Unions, however, maintain a strong presence in the public sector. According to the Bureau of Labor Statistics, 35.7 percent of public-sector workers are in a union, which is down from 37.7 percent in 1994. A majority of unionized workers in the public sector are at the municipal level.
An aging workforce also presents a problem for unions. Baby boomers have the highest rate of union membership of any age group. According to the Bureau of Labor Statistics, 27.9 percent of workers age 45 to 64 were union members in 2014. As boomers continue to retire, union ranks will continue to decline.
Attracting younger workers will be key for unions to offset the loss of the baby boomers. But union membership has not shown any growth among millennials. Of workers age 16 to 34, only 14 percent were in union ranks in 2014, down from 17.6 percent in 1994.
This, Cryer said, “doesn’t bode well [for unions]. Unions are going to have to bridge that gap somehow.”
Low union membership among millennials is a reflection of an economy that has grown in areas that aren’t dominated by unions. Millennials first entered the workforce during the height of the Great Recession, which precipitated a decline in manufacturing work and led to cutbacks in the public sector.
Even though they aren’t finding their way into union jobs, millennials, more so than any other age group, have a positive view of unions. According to the Pew Research Center, 55 percent of 18- to 29-year-olds approved of unions, compared with 29 percent who did not. Older Americans are more divided in their views on unions — 46 percent of 50- to 64-year-olds approved of unions compared to 43 percent who did not.
To reverse decades of decline, unions will have to look to new sectors. A national movement has begun to unionize fast food workers, which has been part of a larger push to increase the minimum wage. Since November 2012, fast food workers at franchises across the nation have led seven walk-outs. These workers, who are largely not union members (only 1.4 percent of food service workers belong to a union), received financial support from the Service Employees International union.
Cryer said that if unions want to increase their ranks, they will have to “go out and organize people they usually don’t organize.”

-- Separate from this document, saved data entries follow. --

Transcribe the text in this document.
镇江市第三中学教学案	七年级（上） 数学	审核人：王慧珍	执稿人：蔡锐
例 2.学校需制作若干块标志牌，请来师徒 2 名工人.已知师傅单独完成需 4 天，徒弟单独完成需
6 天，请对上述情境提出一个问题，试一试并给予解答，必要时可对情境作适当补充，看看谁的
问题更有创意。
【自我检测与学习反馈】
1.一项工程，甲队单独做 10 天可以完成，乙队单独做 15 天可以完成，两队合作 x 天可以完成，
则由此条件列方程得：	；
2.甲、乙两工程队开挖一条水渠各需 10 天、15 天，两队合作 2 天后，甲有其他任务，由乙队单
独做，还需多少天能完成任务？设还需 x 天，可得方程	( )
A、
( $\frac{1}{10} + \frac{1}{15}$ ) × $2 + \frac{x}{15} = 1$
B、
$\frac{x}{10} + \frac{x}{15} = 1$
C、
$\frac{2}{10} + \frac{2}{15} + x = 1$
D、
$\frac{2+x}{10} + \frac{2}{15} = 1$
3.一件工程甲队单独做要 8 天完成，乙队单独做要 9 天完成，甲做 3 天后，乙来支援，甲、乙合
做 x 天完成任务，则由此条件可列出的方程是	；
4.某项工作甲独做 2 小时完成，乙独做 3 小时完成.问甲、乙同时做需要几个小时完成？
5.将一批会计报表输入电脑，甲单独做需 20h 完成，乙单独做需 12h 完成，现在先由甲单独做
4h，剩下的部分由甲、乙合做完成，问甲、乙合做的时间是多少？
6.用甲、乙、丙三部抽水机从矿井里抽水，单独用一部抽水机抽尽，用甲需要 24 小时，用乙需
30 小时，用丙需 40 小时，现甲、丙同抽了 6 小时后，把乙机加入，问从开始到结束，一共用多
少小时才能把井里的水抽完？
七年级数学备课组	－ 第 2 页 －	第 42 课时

Some local unions are doing just that. Last week, pharmacists at 16 Shaw’s Supermarket stores approved a move to join the Teamsters Union Local 340, adding 21 to its ranks. And only two years earlier, the International Association of Machinists and Aerospace Workers succeed in organizing Maine lobstermen, adding nearly 600 to that union’s ranks.
What does all this mean for unions? Without a high density of membership, unions are losing their “financial muscle” to organize workers and engage in bargaining, Cryer said.
Opponents of right-to-work legislation are concerned that such bills would further weaken unions by allowing unenrolled workers, who currently receive benefit from union-negotiated contracts, the option to not pay representation fees, sometimes referred to as a “fair share fee.”
Cryer said that allowing unenrolled workers who receive union representation to not pay a fair share fee would hurt unions’ bottom lines, as union activities such as negotiations, lobbying, investigating worker claims of mistreatment and strikes cost money, and undercut their ability to engage in meaningful representation.